The variables noted here are: a change of regard for Constitutional government, change in regard to a God orientation,
our general classification can no longer be considered as a moral and religious people, and a diminution of virtue.
These changes in our culture make it impossible to predict our future based on our past.
Or as a frightful afterthought perhaps they can.

Moral Law: Part II

Something systemically is wrong in our society. We have become a lawless society. That is not simply a reference to civil and criminal law. However, considering our prison population and court documents they provide evidence of lawlessness. Rampant immorality is destroying home life in America.
The problem is a vast majority of the population doesn’t even know of the law being contravened.
Our ignorance of the Moral Law being violated is as extreme as this ignorance.
David E. Cole, Chairman of the Center for Automotive Research, tells of being visited by young inexperienced government representatives with no automotive background. Cole, an engineer, has worked in the industry for 40 years. Cole said they evidently had read a bit on the internet about electric liquid natural gas cars. Their demand was for a car that would go well over 500 miles without refueling.
He explained how laws of physics made such a car an impossibility. He noted such a car would have to have a trunk full of batteries and a tank as big as the car. The laws of physics simply would not allow what they were demanding.
Incensed at his response they demanded to know “These laws of physics. Whose rules are those? We have the congress and administration. We can repeal that law, amend it, or use an executive order to get rid of that problem. That’s why we are here to fix these sorts of issues.”
Our society has used laws of physics, math, chemistry, and biology in many commendable ways. However, working within the laws of chemistry and biology we threaten to perform what Winston Churchill referred to as “the lights of perverted science.”
We have violated virtually every law of economics and expect to get positive results. Greed does not produce long term good. The best way out of debt is not to spend more. That is a pretzel concept, if folds back on itself.
We have become adapt at using biased scientific “evidence” regarding ecology in order to promote a biased agenda. We reach a conclusion and then look for only those conditions that support the preconceived idea and neglect contradictory evidence.
Why?
It is because we have drifted into and become comfortableviolating the mother of all laws — Moral Law.
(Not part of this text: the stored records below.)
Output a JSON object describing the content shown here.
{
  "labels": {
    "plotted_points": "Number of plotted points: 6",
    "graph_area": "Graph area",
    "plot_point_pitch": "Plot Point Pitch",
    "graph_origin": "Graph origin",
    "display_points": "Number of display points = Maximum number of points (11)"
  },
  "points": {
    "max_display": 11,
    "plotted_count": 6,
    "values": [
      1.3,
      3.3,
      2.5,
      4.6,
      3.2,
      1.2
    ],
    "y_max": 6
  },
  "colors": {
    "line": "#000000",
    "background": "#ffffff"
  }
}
An agenda driven curriculum has virtually taken over our academic institutions. Those in Washington and around the country pushing for ideals that never have worked don’t know they won’t work. They have been indoctrinated in socialistic dogma in an academic atmosphere creating a spiritual stupor.
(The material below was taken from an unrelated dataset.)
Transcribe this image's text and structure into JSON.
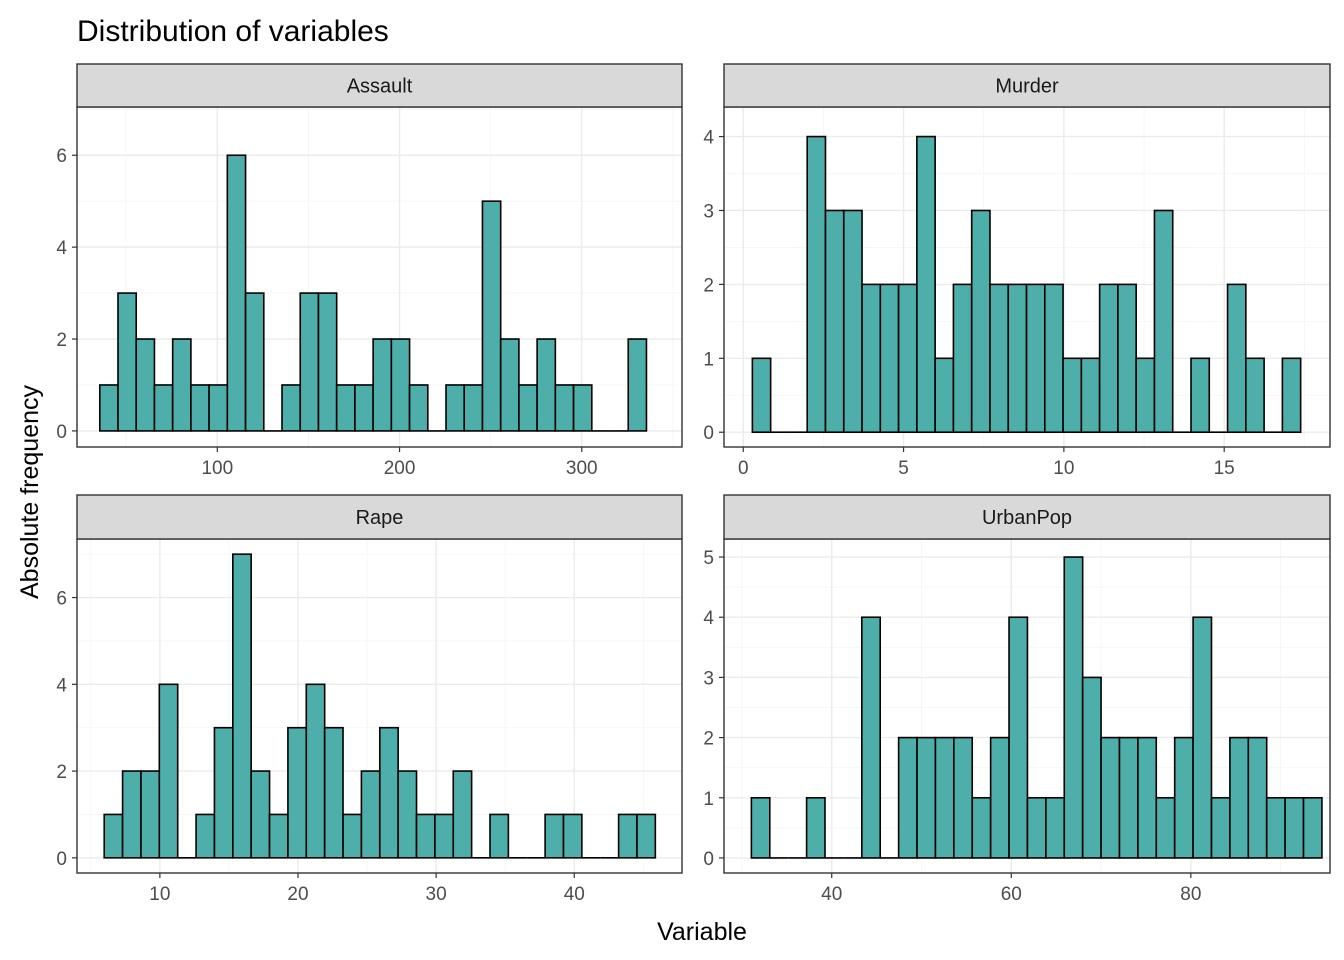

The Author of Moral Law has been excluded from the public forum by a perverted concept of separation of church and state. Without a core of morality we are nearing the state of ancient Israel of which it was every man did that which was right in his own sight. It was one of the darkest eras in the history of that great culture.
That leads to civil disobedience and ultimately anarchy.
That does not need to happen in America. It is a grievous thought that it will if we continue on our present course. The Moral Law Giver awaits our willingness to accept His aid.